La decisione della CEDU contro l’Italia deriva dalla considerazione per cui la rimozione del bambino da una situazione familiare può essere giustificata solo per motivi di immediato pericolo. Le autorità italiane, dicono i giudici europei, hanno violato l’articolo 8 della Convenzione perché la violazione di politiche pubbliche non rappresenta una giustificazione sufficiente a giustificare tale azione. L’Italia è stata pertanto chiamata a pagare alla famiglia una penale di 30.000 euro fra danni materiali e immateriali. Ciò non significa però che il bambino possa tornare a Paradiso e Campanelli: il bambino ha infatti instaurato legami con la famiglia in cui è stato in affidamento per due anni.

Questioni aperte

La decisione della Corte europea costituisce una parziale vittoria per i coniugi e per le famiglie che si trovano in condizioni analoghe. Tuttavia, la vittoria in sede giudiziaria non ha portato alla restituzione del figlio alla coppia, ma solo al riconoscimento della violazione dei loro diritti. In generale, le coppie che decidono di recarsi all’estero per ricorrere alla pratica dell’utero in affitto dovrebbero poter riportare i neonati in patria.

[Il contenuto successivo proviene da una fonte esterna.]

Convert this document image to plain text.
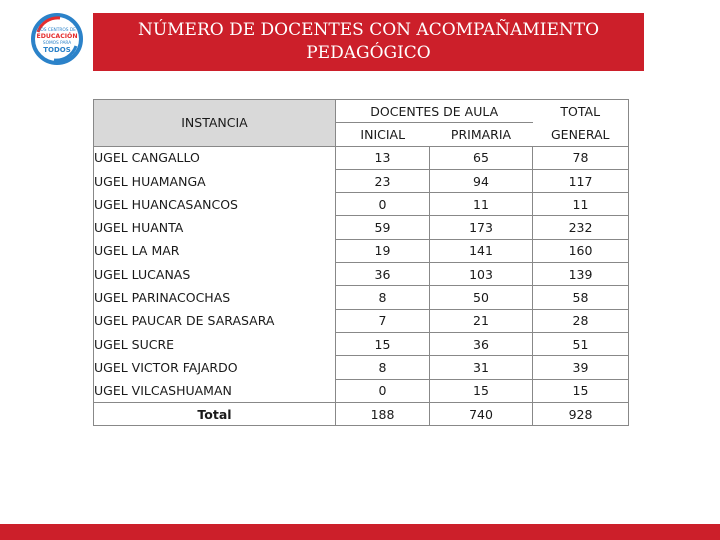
LOS CENTROS DE
EDUCACIÓN
SOMOS PARA
TODOS
NÚMERO DE DOCENTES CON ACOMPAÑAMIENTO
PEDAGÓGICO
INSTANCIA	DOCENTES DE AULA		TOTAL
	INICIAL	PRIMARIA	GENERAL
UGEL CANGALLO	13	65	78
UGEL HUAMANGA	23	94	117
UGEL HUANCASANCOS	0	11	11
UGEL HUANTA	59	173	232
UGEL LA MAR	19	141	160
UGEL LUCANAS	36	103	139
UGEL PARINACOCHAS	8	50	58
UGEL PAUCAR DE SARASARA	7	21	28
UGEL SUCRE	15	36	51
UGEL VICTOR FAJARDO	8	31	39
UGEL VILCASHUAMAN	0	15	15
Total	188	740	928
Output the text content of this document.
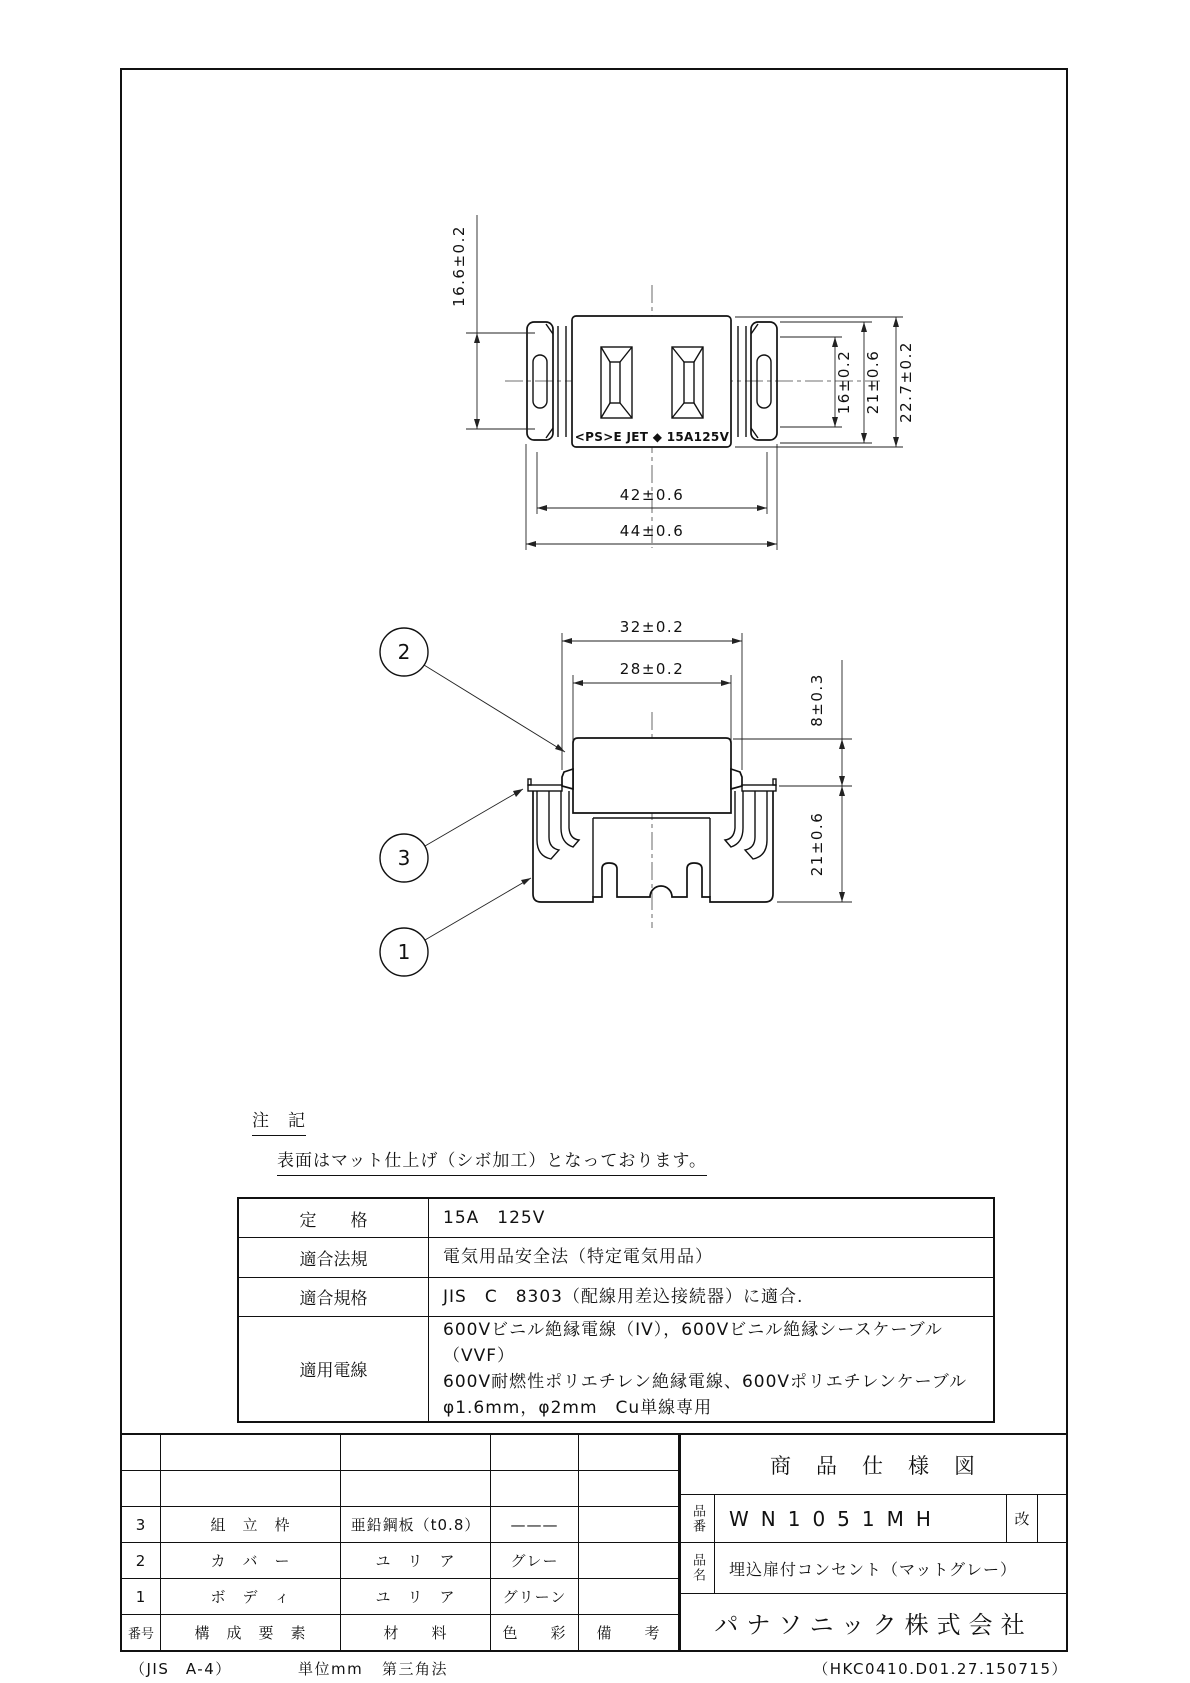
<PS>E JET ◆ 15A125V
16.6±0.2
16±0.2 21±0.6 22.7±0.2
42±0.6
44±0.6
32±0.2
28±0.2
8±0.3
21±0.6
2
3
1
注　記
表面はマット仕上げ（シボ加工）となっております。
定　　格	15A　125V
適合法規	電気用品安全法（特定電気用品）
適合規格	JIS　C　8303（配線用差込接続器）に適合.
適用電線
600Vビニル絶縁電線（IV），600Vビニル絶縁シースケーブル（VVF）
600V耐燃性ポリエチレン絶縁電線、600Vポリエチレンケーブル
φ1.6mm，φ2mm　Cu単線専用
3	組　立　枠	亜鉛鋼板（t0.8）	———
2	カ　バ　ー	ユ　リ　ア	グレー
1	ボ　デ　ィ	ユ　リ　ア	グリーン
番号	構　成　要　素	材　　料	色　　彩	備　　考
商　品　仕　様　図
品番	WN1051MH	改
品名	埋込扉付コンセント（マットグレー）
パナソニック株式会社
（JIS　A-4）	単位mm 第三角法	（HKC0410.D01.27.150715）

Sicuramente, il bambino non potrà essere sottratto alla famiglia di fatto. Inoltre, al bambino dovrà essere conferito un certificato di nascita e un’identità. Ciononostante, la CEDU non si è espressa sull’obbligo delle autorità di riconoscere i rapporti di genitorialità stabiliti all’estero. Saranno necessarie ulteriori determinazioni in merito da parte della Corte.